Mari menyimak dan belajar bersama.
Semoga bermanfaat.
Penelitian intensif tentang informasi penanggalan Jawa dilakukan oleh Prof. M.C. Ricklefs atau Merle Calvin Ricklefs, seorang sejarawan Australia asal Amerika yang meneliti dan mempelajari sejarah Indonesia, khususnya sejarah Islam di tanah Jawa. Ia wafat pada 29 Desember tahun 2019 yang lalu.
Di buku Mengislamkan Jawa: Sejarah Islamisasi di Jawa dan Penentangnya, M.C. Ricklefs menyebutkan bahwa sistem penanggalan ini awalnya dirancang oleh Sultan Agung pada masa Kesultanan Mataram (1613–1645) dan digunakan secara resmi oleh Kesultanan Mataram dan berbagai kerajaan pecahan yang mendapat pengaruhnya.
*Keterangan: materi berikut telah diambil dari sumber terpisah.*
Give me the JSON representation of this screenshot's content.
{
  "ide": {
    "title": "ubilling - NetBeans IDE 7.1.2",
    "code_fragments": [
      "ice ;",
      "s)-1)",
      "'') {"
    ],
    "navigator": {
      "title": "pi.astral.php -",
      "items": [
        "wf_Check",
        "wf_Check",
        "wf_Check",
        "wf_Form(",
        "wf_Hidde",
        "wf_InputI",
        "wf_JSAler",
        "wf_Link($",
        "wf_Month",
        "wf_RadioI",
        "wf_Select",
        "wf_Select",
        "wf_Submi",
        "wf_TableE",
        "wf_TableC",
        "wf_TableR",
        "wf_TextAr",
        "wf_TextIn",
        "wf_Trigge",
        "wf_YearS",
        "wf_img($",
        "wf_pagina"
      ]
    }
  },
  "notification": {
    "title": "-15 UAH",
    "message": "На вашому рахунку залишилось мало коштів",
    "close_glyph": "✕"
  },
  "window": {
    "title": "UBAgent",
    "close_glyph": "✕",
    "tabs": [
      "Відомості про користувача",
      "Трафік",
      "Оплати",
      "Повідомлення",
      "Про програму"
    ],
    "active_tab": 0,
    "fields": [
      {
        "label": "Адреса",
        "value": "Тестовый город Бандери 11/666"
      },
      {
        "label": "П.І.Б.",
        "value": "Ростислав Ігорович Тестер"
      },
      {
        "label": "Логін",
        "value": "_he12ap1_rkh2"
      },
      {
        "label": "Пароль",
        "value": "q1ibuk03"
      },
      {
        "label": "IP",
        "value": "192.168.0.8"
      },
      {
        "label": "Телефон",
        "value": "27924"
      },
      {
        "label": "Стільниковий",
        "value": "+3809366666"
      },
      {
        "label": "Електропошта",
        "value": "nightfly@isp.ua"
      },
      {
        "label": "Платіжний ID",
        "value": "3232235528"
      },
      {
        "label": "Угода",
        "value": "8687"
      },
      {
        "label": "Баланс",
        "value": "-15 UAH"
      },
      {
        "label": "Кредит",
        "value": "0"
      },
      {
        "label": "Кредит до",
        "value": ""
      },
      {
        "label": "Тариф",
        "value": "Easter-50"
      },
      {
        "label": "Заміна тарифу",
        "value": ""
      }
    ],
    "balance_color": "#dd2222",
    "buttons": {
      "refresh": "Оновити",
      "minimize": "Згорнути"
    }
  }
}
Saat itu, Kesultanan Mataram menerapkan dua sistem penanggalan, yaitu kalender Masehi dan kalender Jawa. Kalender Masehi digunakan agar urusan administrasi kerajaan dapat selaras dengan kegiatan sehari-hari masyarakat umum, sedangkan kalender Jawa digunakan sebagai patokan penyelenggaraan upacara-upacara adat kerajaan.
Kalender Jawa juga disebut sebagai Kalender Sultan Agungan karena diciptakan pada pemerintahan Sultan Agung (1613–1645). Sultan Agung adalah raja ketiga dari Kerajaan Mataram Islam. Pada masa itu, masyarakat Jawa menggunakan kalender Saka yang berasal dari India. Kalender Saka didasarkan pergerakan matahari (solar), berbeda dengan Kalender Hijriyah atau Kalender Islam yang didasarkan pada pergerakan bulan (lunar). Oleh karena itu, perayaan-perayaan adat yang diselenggarakan oleh keraton tidak selaras dengan perayaan-perayaan hari besar Islam.
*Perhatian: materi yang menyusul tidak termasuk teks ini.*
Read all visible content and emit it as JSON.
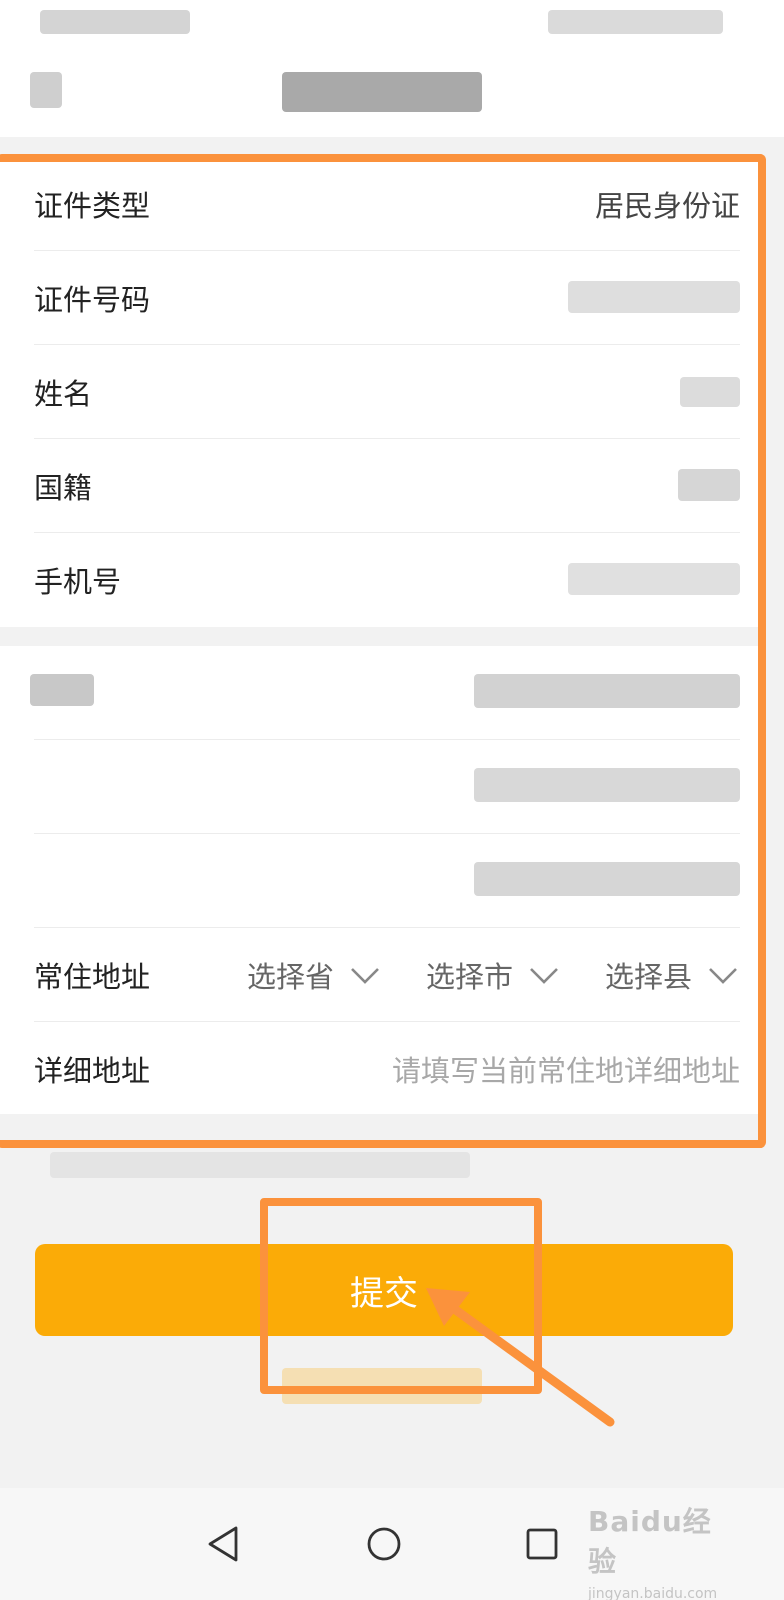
{
  "form": {
    "id_type": {
      "label": "证件类型",
      "value": "居民身份证"
    },
    "id_number": {
      "label": "证件号码"
    },
    "name": {
      "label": "姓名"
    },
    "nationality": {
      "label": "国籍"
    },
    "phone": {
      "label": "手机号"
    },
    "residence_address": {
      "label": "常住地址",
      "province_placeholder": "选择省",
      "city_placeholder": "选择市",
      "county_placeholder": "选择县"
    },
    "detail_address": {
      "label": "详细地址",
      "placeholder": "请填写当前常住地详细地址"
    }
  },
  "submit_label": "提交",
  "watermark": {
    "brand": "Baidu经验",
    "url": "jingyan.baidu.com"
  },
  "colors": {
    "accent": "#fbab07",
    "annotation": "#fb923c",
    "background": "#f2f2f2",
    "card": "#ffffff"
  }
}
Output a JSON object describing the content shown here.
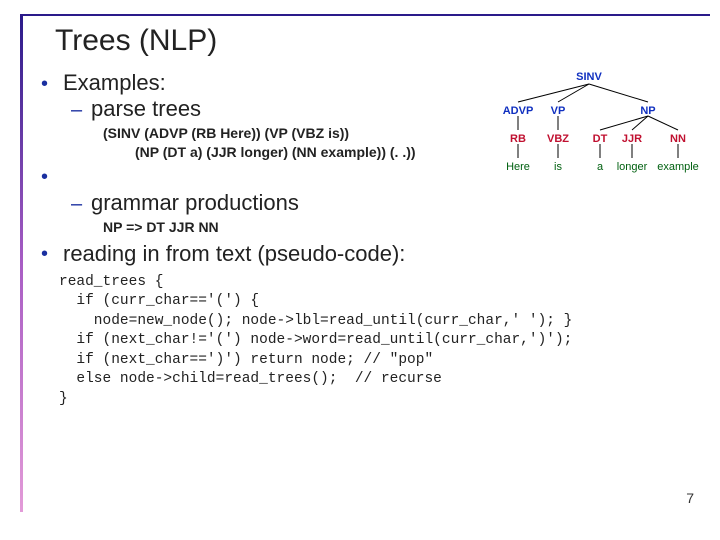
{
  "title": "Trees (NLP)",
  "bullets": {
    "examples": "Examples:",
    "parse_trees": "parse trees",
    "sinv_line1": "(SINV (ADVP (RB Here)) (VP (VBZ is))",
    "sinv_line2": "(NP (DT a) (JJR longer) (NN example)) (. .))",
    "grammar_prod": "grammar productions",
    "np_rule": "NP => DT JJR NN",
    "reading": "reading in from text (pseudo-code):"
  },
  "code": {
    "l1": "read_trees {",
    "l2": "  if (curr_char=='(') {",
    "l3": "    node=new_node(); node->lbl=read_until(curr_char,' '); }",
    "l4": "  if (next_char!='(') node->word=read_until(curr_char,')');",
    "l5": "  if (next_char==')') return node; // \"pop\"",
    "l6": "  else node->child=read_trees();  // recurse",
    "l7": "}"
  },
  "tree": {
    "root": "SINV",
    "n_advp": "ADVP",
    "n_vp": "VP",
    "n_np": "NP",
    "n_rb": "RB",
    "n_vbz": "VBZ",
    "n_dt": "DT",
    "n_jjr": "JJR",
    "n_nn": "NN",
    "w_here": "Here",
    "w_is": "is",
    "w_a": "a",
    "w_longer": "longer",
    "w_example": "example"
  },
  "page_number": "7"
}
Sultan Agung menghendaki agar perayaan-perayaan tersebut dapat bersamaan waktu. Untuk itulah diciptakan sebuah sistem penanggalan baru yang merupakan perpaduan antara kalender Saka dan kalender Hijriyah. Sistem penanggalan inilah yang kemudian dikenal sebagai kalender Jawa atau kalender Sultan Agungan.
Kalender ini meneruskan tahun Saka, namun melepaskan sistem perhitungan yang lama dan menggantikannya dengan perhitungan berdasar pergerakan bulan. Karena pergantian tersebut tidak mengubah dan memutus perhitungan dari tatanan lama, maka pergeseran peradaban ini tidak mengakibatkan kekacauan, baik bagi masyarakat maupun bagi catatan sejarah.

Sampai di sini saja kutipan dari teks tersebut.